Highlights
Thomson Reuters Triumphs in Copyright Case Against Ross Intelligence
A U.S. District Court has ruled in favour of Thomson Reuters in its copyright infringement case against Ross Intelligence, a legal AI startup. The ruling, delivered on Tuesday by Judge Stephanos Bibas of the Delaware District Court, is a critical development in the ongoing discussion surrounding AI training and the utilisation of copyrighted materials. Initiated in 2020, this lawsuit is among the pioneering cases that address whether AI firms can engage with copyrighted content without obtaining permission under the “fair use” principle.

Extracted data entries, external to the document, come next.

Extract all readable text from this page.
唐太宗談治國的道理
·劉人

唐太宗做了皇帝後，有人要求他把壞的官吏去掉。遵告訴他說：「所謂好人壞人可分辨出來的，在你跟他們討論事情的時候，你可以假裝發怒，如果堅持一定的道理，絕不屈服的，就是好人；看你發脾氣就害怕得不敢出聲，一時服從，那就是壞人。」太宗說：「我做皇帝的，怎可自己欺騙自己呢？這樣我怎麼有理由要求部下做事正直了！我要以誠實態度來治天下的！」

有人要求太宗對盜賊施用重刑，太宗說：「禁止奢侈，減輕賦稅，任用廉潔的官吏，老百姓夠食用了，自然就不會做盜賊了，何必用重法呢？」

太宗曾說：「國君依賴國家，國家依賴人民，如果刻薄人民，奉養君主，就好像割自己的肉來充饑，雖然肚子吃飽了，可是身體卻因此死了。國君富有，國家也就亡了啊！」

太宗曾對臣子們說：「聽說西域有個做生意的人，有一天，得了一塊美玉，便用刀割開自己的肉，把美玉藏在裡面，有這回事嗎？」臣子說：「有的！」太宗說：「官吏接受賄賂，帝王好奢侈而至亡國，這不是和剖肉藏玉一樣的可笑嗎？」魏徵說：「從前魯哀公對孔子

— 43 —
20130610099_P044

Significant Insights from the Court’s Decision
- The court dismissed Ross Intelligence’s fair-use defence, determining that its AI wrongly utilised Thomson Reuters’ exclusive legal content.
- This decision concentrates on non-generative AI, which means it does not yet establish a direct precedent for large language models (LLMs) utilised by firms such as OpenAI and Microsoft.
- Ross Intelligence ceased operations in 2021, citing financial difficulties stemming from ongoing legal challenges.
The copyright lawsuit emerged after Ross Intelligence used Thomson Reuters’ Westlaw database to develop its AI-driven legal research engine. Although legal decisions themselves cannot be copyrighted, the headnotes from Westlaw—summaries of legal rulings authored by human editors—are indeed protected.
Judge Bibas concluded that Ross converted these headnotes into numerical data to train its AI, thus reproducing Thomson Reuters’ work without consent. The court classified this as copyright infringement and rejected Ross’s claim that the data served merely as “added noise” in its AI training.
“None of Ross’s potential defences is viable,” Judge Bibas stated in his ruling. He stressed that Ross had developed a direct competitor using Thomson Reuters’ proprietary content, which significantly affected the market value of the original work.
Implications for the AI Sector
This ruling may have significant repercussions for AI firms, such as OpenAI, Microsoft, and Google, all of which have encountered copyright lawsuits regarding the use of scraped data in training their AI systems. Although this case involved non-generative AI, it prompts broader considerations about whether LLMs trained on copyrighted materials can assert fair use protection.
Currently, a number of similar lawsuits are progressing through the judicial system, and many AI developers are attentively observing how judges interpret the dynamics between AI technology and copyrighted content.